Drugmakers counterattack over cost-sharing
The drug industry is fighting back in an escalating battle between two Washington lobbying titans. After weeks of rhetorical beatings over the humongous cost of hepatitis C drug Sovaldi, drugmakers released a study last week documenting high patient cost-sharing for drugs in health plans sold through the Obamacare exchanges.
The study, conducted by Avalere Health on behalf of Pharmaceutical Research and Manufacturers of America, looked at drug formularies in 123 silver-tier plans, covering the largest city in every state. It found that a fifth of the plans required cost-sharing of at least 40% for some specialty drugs used to treat multiple sclerosis, cancer, HIV/AIDS and other illnesses.
John Castellani, CEO of PhRMA, called on HHS to limit exchange customers’ out-of-pocket drug costs. He said the report shows that “many Americans still find themselves unable to access the care they desperately need due to high out-of-pocket costs.”
Carl Schmid, deputy executive director of the AIDS Institute, said some HIV patients with plans purchased through the exchanges are skipping drug treatments because they can’t afford the cost. “Drugs are paramount to HIV care,” he said.
The broadside against insurers came less than a month after Karen Ignagni, head of America’s Health Insurance Plans, blasted drugmakers at a forum. Ignagni hinted that government price controls could be coming if the industry doesn’t exercise price restraint.
Last month, the National Coalition on Health Care announced a campaign to raise awareness of “unsustainable and abusive” drug prices.

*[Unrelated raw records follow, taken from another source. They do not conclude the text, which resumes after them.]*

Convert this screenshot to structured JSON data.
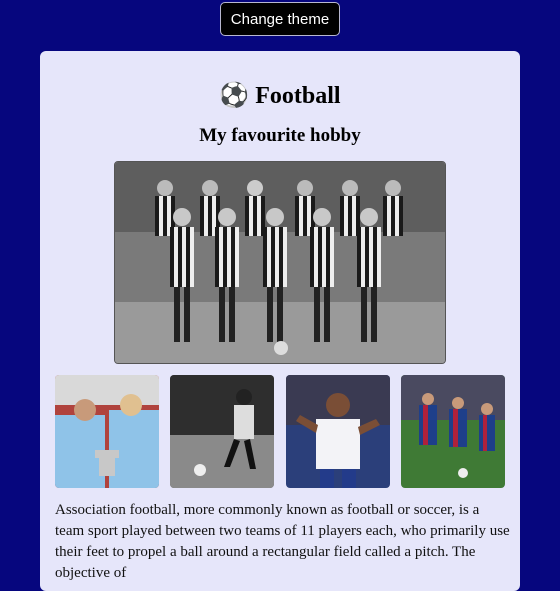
{
  "header": {
    "theme_button_label": "Change theme"
  },
  "main": {
    "title_icon": "⚽",
    "title": "Football",
    "subtitle": "My favourite hobby",
    "paragraph": "Association football, more commonly known as football or soccer, is a team sport played between two teams of 11 players each, who primarily use their feet to propel a ball around a rectangular field called a pitch. The objective of"
  },
  "icons": {
    "title_icon": "soccer-ball-icon"
  },
  "colors": {
    "background": "#06067e",
    "card": "#e6e6fa",
    "button": "#000000"
  }
}
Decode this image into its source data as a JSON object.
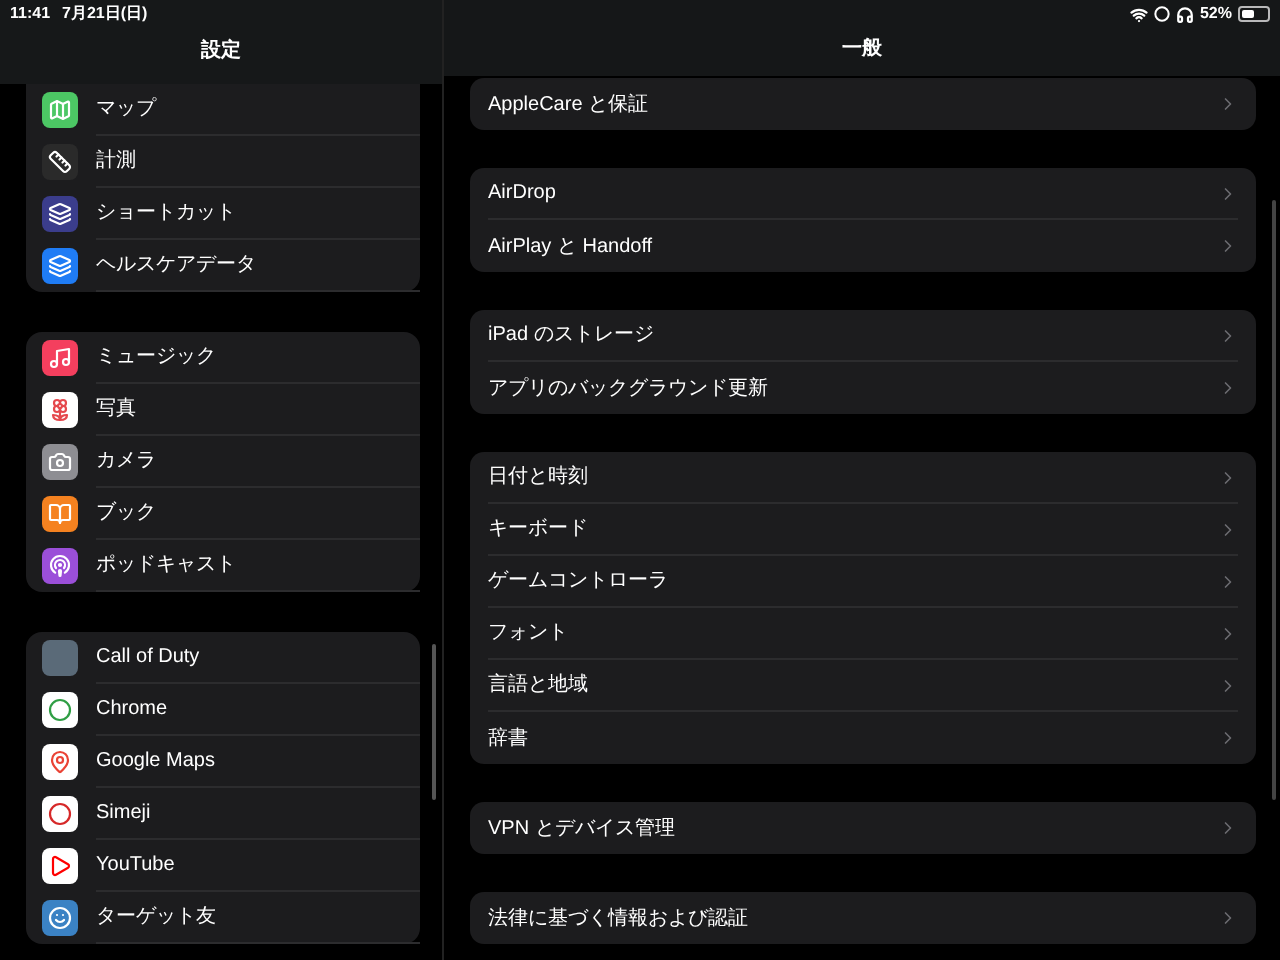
{
  "status_bar": {
    "time": "11:41",
    "date": "7月21日(日)",
    "battery": "52%"
  },
  "sidebar": {
    "title": "設定",
    "groups": [
      {
        "items": [
          {
            "label": "マップ",
            "kind": "map",
            "color": "#4cc764"
          },
          {
            "label": "計測",
            "kind": "ruler",
            "color": "#2a2a2a"
          },
          {
            "label": "ショートカット",
            "kind": "layers",
            "color": "#3b3d8c"
          },
          {
            "label": "ヘルスケアデータ",
            "kind": "stack",
            "color": "#1f7cf5"
          }
        ]
      },
      {
        "items": [
          {
            "label": "ミュージック",
            "kind": "music",
            "color": "#f43f5e"
          },
          {
            "label": "写真",
            "kind": "flower",
            "color": "#ffffff"
          },
          {
            "label": "カメラ",
            "kind": "camera",
            "color": "#8e8e93"
          },
          {
            "label": "ブック",
            "kind": "book",
            "color": "#f58220"
          },
          {
            "label": "ポッドキャスト",
            "kind": "podcast",
            "color": "#9b4fd9"
          }
        ]
      },
      {
        "items": [
          {
            "label": "Call of Duty",
            "kind": "photo",
            "color": "#5a6a78"
          },
          {
            "label": "Chrome",
            "kind": "chrome",
            "color": "#ffffff"
          },
          {
            "label": "Google Maps",
            "kind": "pin",
            "color": "#ffffff"
          },
          {
            "label": "Simeji",
            "kind": "ring",
            "color": "#ffffff"
          },
          {
            "label": "YouTube",
            "kind": "play",
            "color": "#ffffff"
          },
          {
            "label": "ターゲット友",
            "kind": "face",
            "color": "#3b82c4"
          }
        ]
      }
    ]
  },
  "detail": {
    "title": "一般",
    "groups": [
      {
        "items": [
          {
            "label": "AppleCare と保証"
          }
        ]
      },
      {
        "items": [
          {
            "label": "AirDrop"
          },
          {
            "label": "AirPlay と Handoff"
          }
        ]
      },
      {
        "items": [
          {
            "label": "iPad のストレージ"
          },
          {
            "label": "アプリのバックグラウンド更新"
          }
        ]
      },
      {
        "items": [
          {
            "label": "日付と時刻"
          },
          {
            "label": "キーボード"
          },
          {
            "label": "ゲームコントローラ"
          },
          {
            "label": "フォント"
          },
          {
            "label": "言語と地域"
          },
          {
            "label": "辞書"
          }
        ]
      },
      {
        "items": [
          {
            "label": "VPN とデバイス管理"
          }
        ]
      },
      {
        "items": [
          {
            "label": "法律に基づく情報および認証"
          }
        ]
      }
    ]
  }
}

John Rother, the group’s CEO, said the coalition wants a national dialogue about high drug costs and is more in sync with the insurers’ position. “Trying to cast the problem as higher copays kind of ignores the fundamental issue, which is the price,” he said.
Both sides are well-armed for a political showdown. PhRMA spent more than $25 million on lobbying last year, according to a database maintained by the U.S. Senate, while AHIP spent $11.5 million.
“It is always of interest to see two giants go after each other,” said Judith Feder, a professor of public policy at Georgetown University. “It doesn’t seem that either one is shy about or limited in its ability to protect their industry’s interests.”